J'ai d'autres histoires qui mûrissent. Certaines sont déjà dans des tiroirs, certaines sont encore en germe. Elles sortiront quand elles seront prêtes. Pas quand un comité de lecture aura fini de décider si elles correspondent à une ligne éditoriale. Pas quand un calendrier marketing aura trouvé une « fenêtre ». Quand elles seront prêtes. Point.
C'est le luxe de l'auto-édition. Ce n'est pas un luxe matériel. C'est un luxe d'indépendance. Et je ne l'échangerais contre rien.
L'invisible sous la surface
Je finis cet article comme j'ai commencé, en revenant à l'Auvergne. Parce que tout est là, au fond.
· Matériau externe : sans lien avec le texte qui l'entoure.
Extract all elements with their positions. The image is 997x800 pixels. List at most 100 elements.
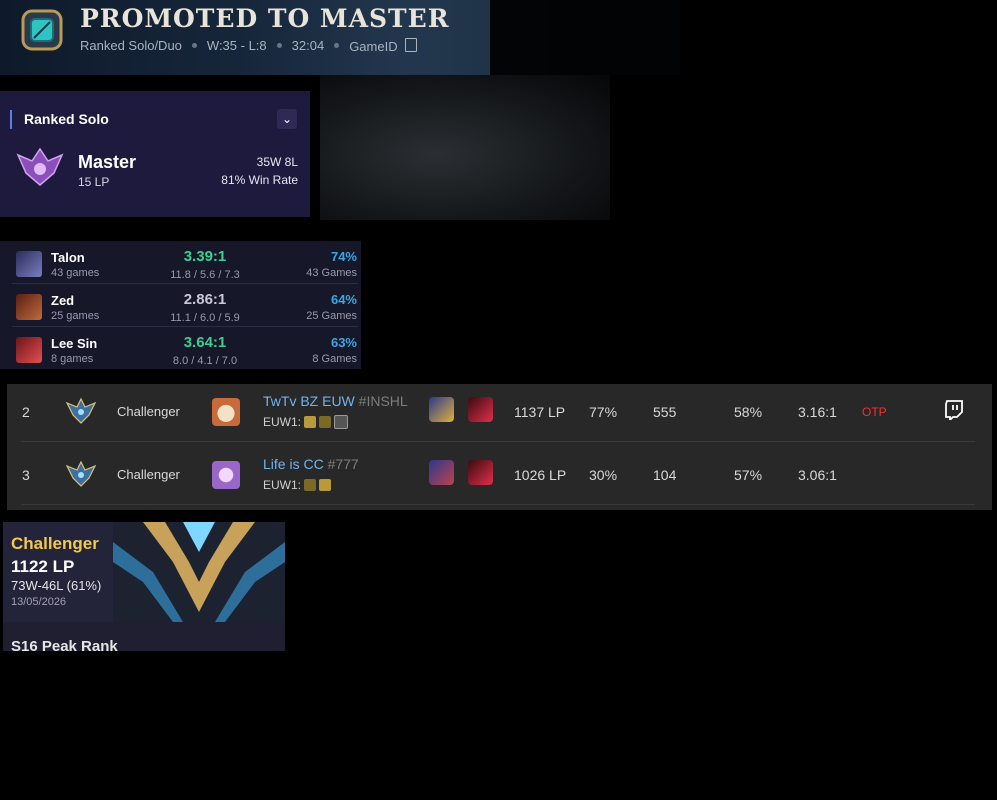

Les volcans m'ont appris que les choses importantes couvent avant d'éclater. L'attente n'est pas une punition — c'est un chargement. Pendant dix ans, des livres ont mûri dans mes tiroirs. Je les croyais endormis. Ils étaient en train de prendre leur forme. Quand j'ai fini par cliquer sur « publier », ils sont sortis presque d'un bloc, parce qu'ils étaient prêts. Le feu sous la pierre attendait juste qu'on lève le couvercle.
C'est une belle métaphore. C'est aussi, je crois, une vérité pratique pour tous ceux qui écrivent. Vos textes dorment peut-être. Ils ne sont pas morts. Ils attendent que vous leur donniez la permission d'exister.
Donnez-la-leur.
Et si cette permission ne vient de nulle part, alors donnez-la-leur vous-même.
C'est tout ce que j'ai appris en trois ans. C'est aussi tout ce que j'ai à transmettre.
Sous la surface de chaque livre, quelque chose attend. Le vôtre aussi.